Once upon a time, in not too far off land lived a girl. This girl was by no means perfect or anywhere close. She awkward, odd, offbeat, free spirited, and completely genuine. And on top of that she loved herself. So, I suppose in a certain sense she was perfectly imperfect. Unfortunately, somewhere along the way she lost herself.

This confident genuine girl some how lost what made her so appealing and beautiful. This poor girl I speak of, happens to be me. Where has my love for myself gone? I do believe I left it in a speck of dust. Now, it has been formed into a dust ball and blown about..

I have been on the move since May 2009. From Colorado to Washington, my life is changing and my confidence is diminishing. I don't remember the last time I felt completely confident with myself. I realize that is, and has always been a great struggle of mine. I am not sure I have ever been willing to admit this before.

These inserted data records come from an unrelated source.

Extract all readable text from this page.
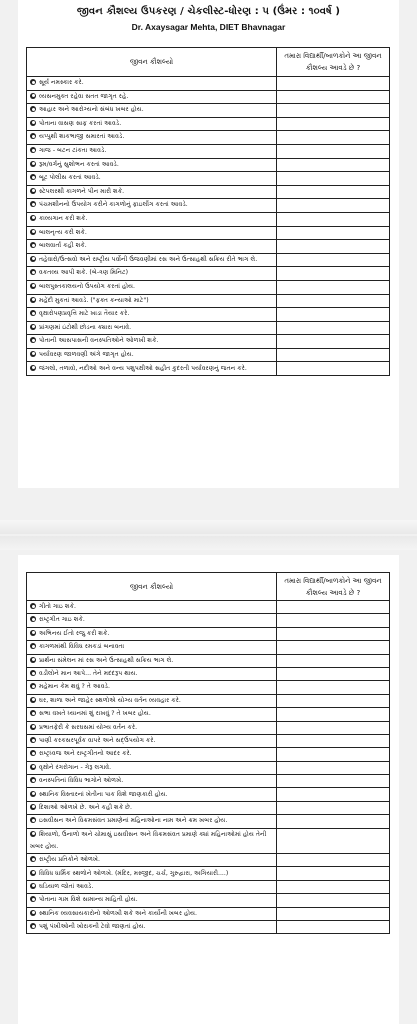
જીવન કૌશલ્ય ઉપકરણ / ચેકલીસ્ટ-ધોરણ : ૫ (ઉંમર : ૧૦વર્ષ )
Dr. Axaysagar Mehta, DIET Bhavnagar
જીવન કૌશલ્યો	તમારા વિદ્યાર્થી/બાળકોને આ જીવન કૌશલ્ય આવડે છે ?
સૂર્ય નમસ્કાર કરે.	
વ્યસનમુક્ત રહેવા સતત જાગૃત રહે.	
આહાર અને આરોગ્યનો સંબંધ ખબર હોય.	
પોતાના વાસણ સાફ કરતાં આવડે.	
યપ્પુથી શાકભાજી સમારતાં આવડે.	
ગાજ - બટન ટાંકતા આવડે.	
રૂમ/વર્ગનું સુશોભન કરતાં આવડે.	
બૂટ પોલીસ કરતાં આવડે.	
સ્ટેપલરથી કાગળને પીન મારી શકે.	
પંચમશીનનો ઉપયોગ કરીને કાગળોનું ફાઇલીંગ કરતાં આવડે.	
કાવ્યગાન કરી શકે.	
બાલનૃત્ય કરી શકે.	
બાલવાર્તા કહી શકે.	
તહેવારો/ઉત્સવો અને રાષ્ટ્રીય પર્વોની ઉજવણીમાં રસ અને ઉત્સાહથી સક્રિય રીતે ભાગ લે.	
વકતવ્ય આપી શકે. (બે-ત્રણ મિનિટ)	
બાલપુસ્તકાલયનો ઉપયોગ કરતાં હોય.	
મહેંદી મુકતાં આવડે. ("ફક્ત કન્યાઓ માટે")	
વૃક્ષારોપણપ્રવૃત્તિ માટે ખાડા તૈયાર કરે.	
પ્રાંગણમાં ઇંટોથી છોડના ક્યારા બનાવે.	
પોતાની આસપાસની વનસ્પતિઓને ઓળખી શકે.	
પર્યાવરણ જાળવણી અંગે જાગૃત હોય.	
જંગલો, તળાવો, નદીઓ અને વન્ય પશુપક્ષીઓ સહીત કુદરતી પર્યાવરણનું જતન કરે.	
જીવન કૌશલ્યો	તમારા વિદ્યાર્થી/બાળકોને આ જીવન કૌશલ્ય આવડે છે ?
ગીતો ગાઇ શકે.	
રાષ્ટ્રગીત ગાઇ શકે.	
અભિનય ઈતો રજુ કરી શકે.	
કાગળમાંથી વિવિધ રમકડાં બનાવતા	
પ્રાર્થના સંમેલન માં રસ અને ઉત્સાહથી સક્રિય ભાગ લે.	
વડીલોને માન આપે... તેને મદદરૂપ થાય.	
મહેમાન કેમ થવું ? તે આવડે.	
ઘર, શાળા અને જાહેર સ્થળોએ યોગ્ય વર્તન વ્યવહાર કરે.	
સભા વખતે ધ્યાનમાં શું રાખવું ? તે ખબર હોય.	
પ્રભાતફેરી કે સરઘસમાં યોગ્ય વર્તન કરે.	
પાણી કરકસરપૂર્વક વાપરે અને સદ્ઉપયોગ કરે.	
રાષ્ટ્રધ્વજ અને રાષ્ટ્રગીતનો આદર કરે.	
વૃક્ષોને રંગરોગાન - ગેરૂ લગાવે.	
વનસ્પતિનાં વિવિધ ભાગોને ઓળખે.	
સ્થાનિક વિસ્તારનાં ખેતીના પાક વિશે જાણકારી હોય.	
દિશાઓ ઓળખે છે. અને કહી શકે છે.	
ઇસવીસન અને વિક્રમસંવત પ્રમાણેનાં મહિનાઓના નામ અને ક્રમ ખબર હોય.	
શિયાળો, ઉનાળો અને ચોમાસું ઇસવીસન અને વિક્રમસંવત પ્રમાણે ક્યાં મહિનાઓમાં હોય તેની ખબર હોય.	
રાષ્ટ્રીય પ્રતિકોને ઓળખે.	
વિવિધ ધાર્મિક સ્થળોને ઓળખે. (મંદિર, મસ્જીદ, ચર્ચ, ગુરુદ્વારા, અગિયારી....)	
ઘડિયાળ જોતાં આવડે.	
પોતાના ગામ વિશે સામાન્ય માહિતી હોય.	
સ્થાનિક વ્યવસાયકારોનો ઓળખી શકે અને કાર્યોની ખબર હોય.	
પશું પંખીઓની ખોરાકની ટેવો જાણતાં હોય.	
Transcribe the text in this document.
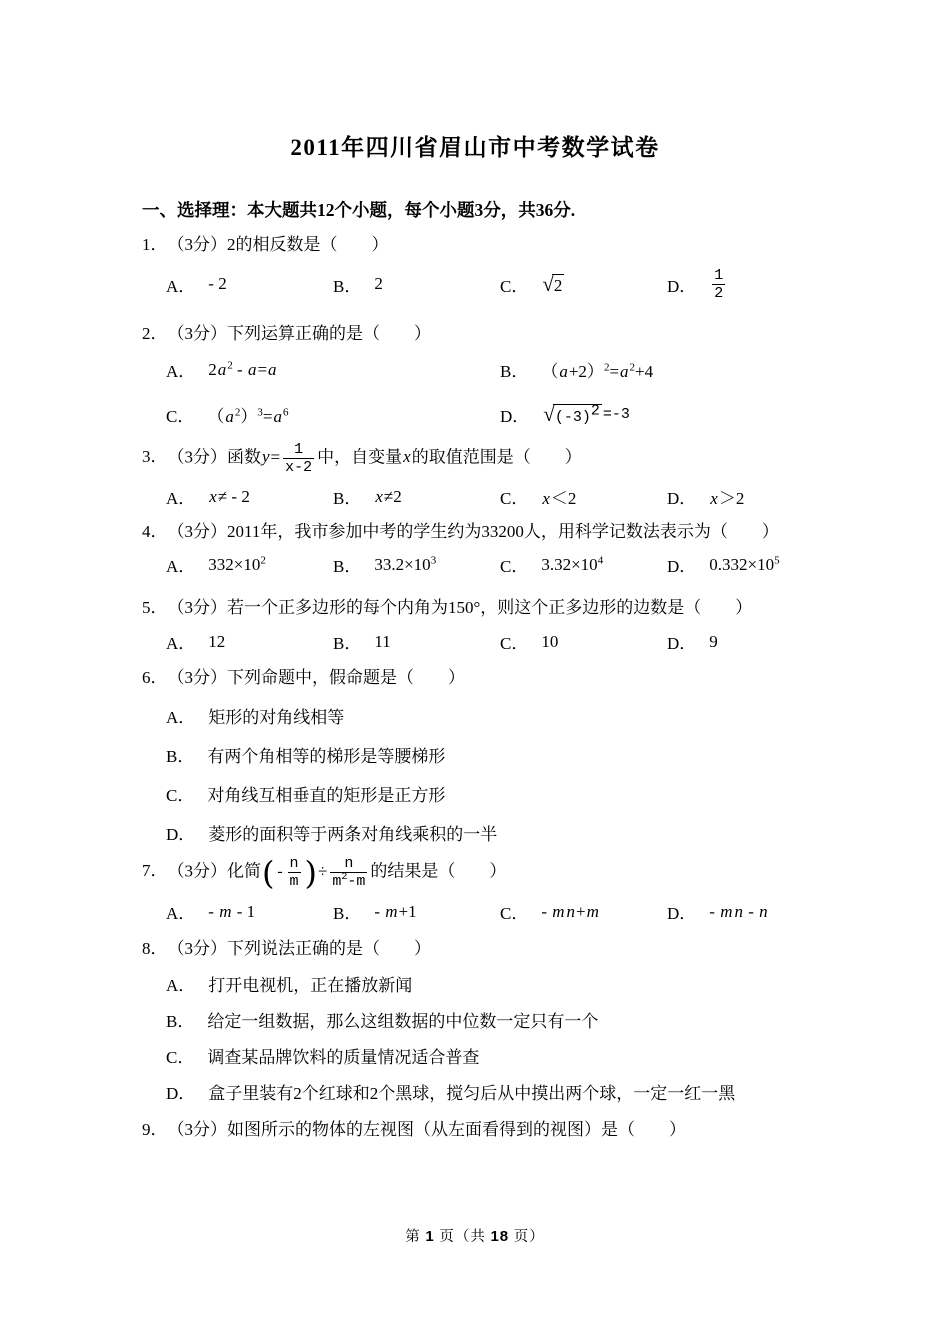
2011年四川省眉山市中考数学试卷
一、选择理：本大题共12个小题，每个小题3分，共36分.
1．（3分）2的相反数是（　　）
A． - 2	B． 2	C． √ 2	D． $\frac{1}{2}$
2．（3分）下列运算正确的是（　　）
A． $2a^2 - a=a$	B． $(a+2)^2=a^2+4$
C． $(a^2)^3=a^6$	D． √ $(-3)^2 =-3$
3．（3分）函数$y= \frac{1}{x-2}$ 中，自变量x的取值范围是（　　）
A． x≠ - 2	B． x≠2	C． x＜2	D． x＞2
4．（3分）2011年，我市参加中考的学生约为33200人，用科学记数法表示为（　　）
A． $332\times 10^2$	B． $33.2\times 10^3$	C． $3.32\times 10^4$	D． $0.332\times 10^5$
5．（3分）若一个正多边形的每个内角为150°，则这个正多边形的边数是（　　）
A． 12	B． 11	C． 10	D． 9
6．（3分）下列命题中，假命题是（　　）
A． 矩形的对角线相等
B． 有两个角相等的梯形是等腰梯形
C． 对角线互相垂直的矩形是正方形
D． 菱形的面积等于两条对角线乘积的一半
7．（3分）化简(- $\frac{n}{m}$ )÷ $\frac{n}{m^2-m}$ 的结果是（　　）
A． - m - 1	B． - m+1	C． - m n+m	D． - m n - n
8．（3分）下列说法正确的是（　　）
A． 打开电视机，正在播放新闻
B． 给定一组数据，那么这组数据的中位数一定只有一个
C． 调查某品牌饮料的质量情况适合普查
D． 盒子里装有2个红球和2个黑球，搅匀后从中摸出两个球，一定一红一黑
9．（3分）如图所示的物体的左视图（从左面看得到的视图）是（　　）
第 1 页（共 18 页）
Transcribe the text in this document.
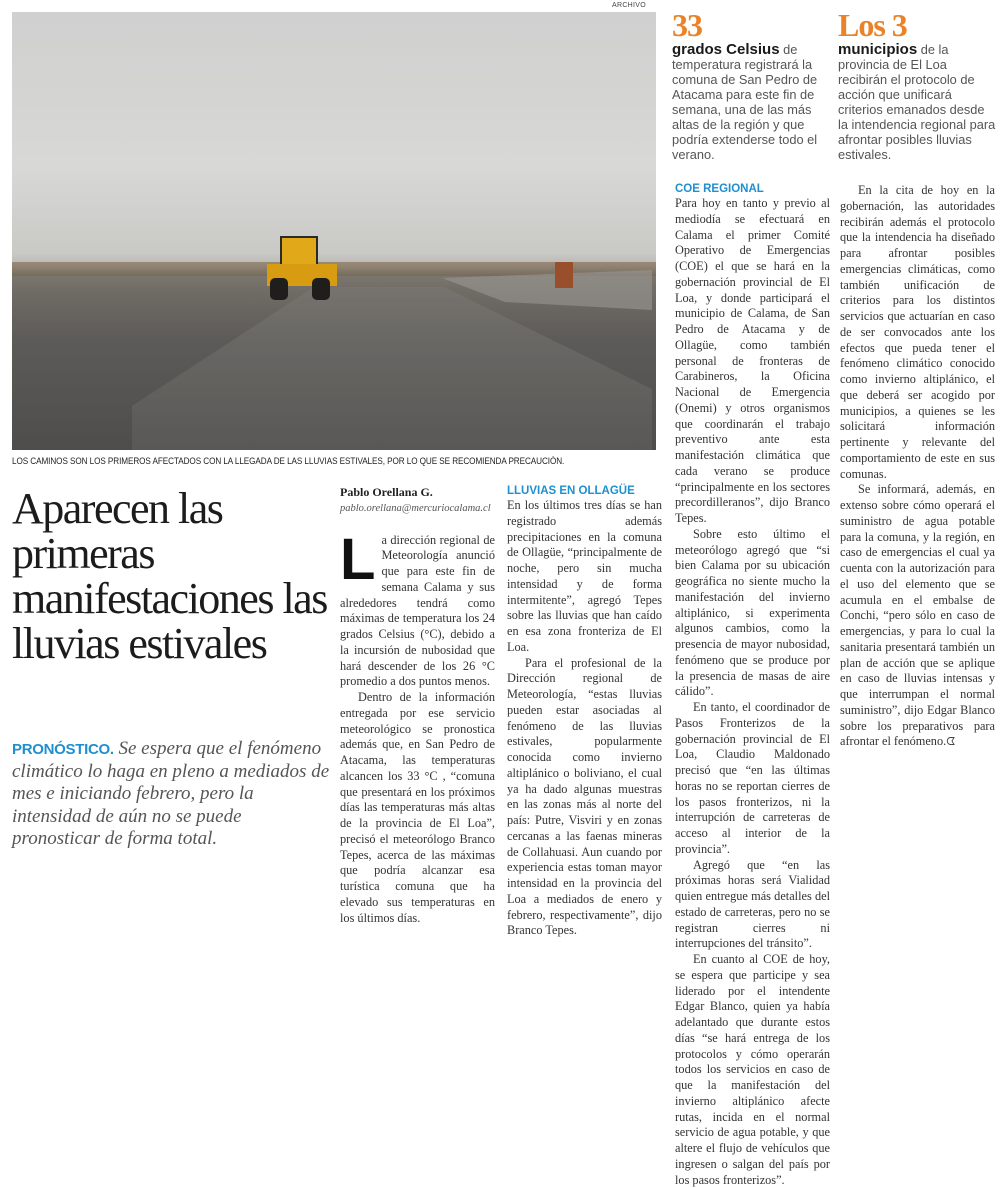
ARCHIVO
LOS CAMINOS SON LOS PRIMEROS AFECTADOS CON LA LLEGADA DE LAS LLUVIAS ESTIVALES, POR LO QUE SE RECOMIENDA PRECAUCIÓN.
Aparecen las primeras manifestaciones las lluvias estivales
PRONÓSTICO. Se espera que el fenómeno climático lo haga en pleno a mediados de mes e iniciando febrero, pero la intensidad de aún no se puede pronosticar de forma total.
33
grados Celsius de temperatura registrará la comuna de San Pedro de Atacama para este fin de semana, una de las más altas de la región y que podría extenderse todo el verano.
Los 3
municipios de la provincia de El Loa recibirán el protocolo de acción que unificará criterios emanados desde la intendencia regional para afrontar posibles lluvias estivales.
Pablo Orellana G.
pablo.orellana@mercuriocalama.cl

La dirección regional de Meteorología anunció que para este fin de semana Calama y sus alrededores tendrá como máximas de temperatura los 24 grados Celsius (°C), debido a la incursión de nubosidad que hará descender de los 26 °C promedio a dos puntos menos.

Dentro de la información entregada por ese servicio meteorológico se pronostica además que, en San Pedro de Atacama, las temperaturas alcancen los 33 °C , “comuna que presentará en los próximos días las temperaturas más altas de la provincia de El Loa”, precisó el meteorólogo Branco Tepes, acerca de las máximas que podría alcanzar esa turística comuna que ha elevado sus temperaturas en los últimos días.

LLUVIAS EN OLLAGÜE

En los últimos tres días se han registrado además precipitaciones en la comuna de Ollagüe, “principalmente de noche, pero sin mucha intensidad y de forma intermitente”, agregó Tepes sobre las lluvias que han caído en esa zona fronteriza de El Loa.

Para el profesional de la Dirección regional de Meteorología, “estas lluvias pueden estar asociadas al fenómeno de las lluvias estivales, popularmente conocida como invierno altiplánico o boliviano, el cual ya ha dado algunas muestras en las zonas más al norte del país: Putre, Visviri y en zonas cercanas a las faenas mineras de Collahuasi. Aun cuando por experiencia estas toman mayor intensidad en la provincia del Loa a mediados de enero y febrero, respectivamente”, dijo Branco Tepes.

COE REGIONAL

Para hoy en tanto y previo al mediodía se efectuará en Calama el primer Comité Operativo de Emergencias (COE) el que se hará en la gobernación provincial de El Loa, y donde participará el municipio de Calama, de San Pedro de Atacama y de Ollagüe, como también personal de fronteras de Carabineros, la Oficina Nacional de Emergencia (Onemi) y otros organismos que coordinarán el trabajo preventivo ante esta manifestación climática que cada verano se produce “principalmente en los sectores precordilleranos”, dijo Branco Tepes.

Sobre esto último el meteorólogo agregó que “si bien Calama por su ubicación geográfica no siente mucho la manifestación del invierno altiplánico, si experimenta algunos cambios, como la presencia de mayor nubosidad, fenómeno que se produce por la presencia de masas de aire cálido”.

En tanto, el coordinador de Pasos Fronterizos de la gobernación provincial de El Loa, Claudio Maldonado precisó que “en las últimas horas no se reportan cierres de los pasos fronterizos, ni la interrupción de carreteras de acceso al interior de la provincia”.

Agregó que “en las próximas horas será Vialidad quien entregue más detalles del estado de carreteras, pero no se registran cierres ni interrupciones del tránsito”.

En cuanto al COE de hoy, se espera que participe y sea liderado por el intendente Edgar Blanco, quien ya había adelantado que durante estos días “se hará entrega de los protocolos y cómo operarán todos los servicios en caso de que la manifestación del invierno altiplánico afecte rutas, incida en el normal servicio de agua potable, y que altere el flujo de vehículos que ingresen o salgan del país por los pasos fronterizos”.

En la cita de hoy en la gobernación, las autoridades recibirán además el protocolo que la intendencia ha diseñado para afrontar posibles emergencias climáticas, como también unificación de criterios para los distintos servicios que actuarían en caso de ser convocados ante los efectos que pueda tener el fenómeno climático conocido como invierno altiplánico, el que deberá ser acogido por municipios, a quienes se les solicitará información pertinente y relevante del comportamiento de este en sus comunas.

Se informará, además, en extenso sobre cómo operará el suministro de agua potable para la comuna, y la región, en caso de emergencias el cual ya cuenta con la autorización para el uso del elemento que se acumula en el embalse de Conchi, “pero sólo en caso de emergencias, y para lo cual la sanitaria presentará también un plan de acción que se aplique en caso de lluvias intensas y que interrumpan el normal suministro”, dijo Edgar Blanco sobre los preparativos para afrontar el fenómeno.ᗧ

To most people, I come across as this confident and carefree woman. Little do they know, just how plagued with insecurity I am. At times, I find myself ravenously jealous and I try to compensate with being loud or gaining all the attention.


Luckily, I have found a strong sense of security once before. I know I can find it again. So, a new goal of mine to to find that confident, carefree, and outrageously sexy girl I lost too long ago and love her again. Because, that girl deserves to love herself and to be loved.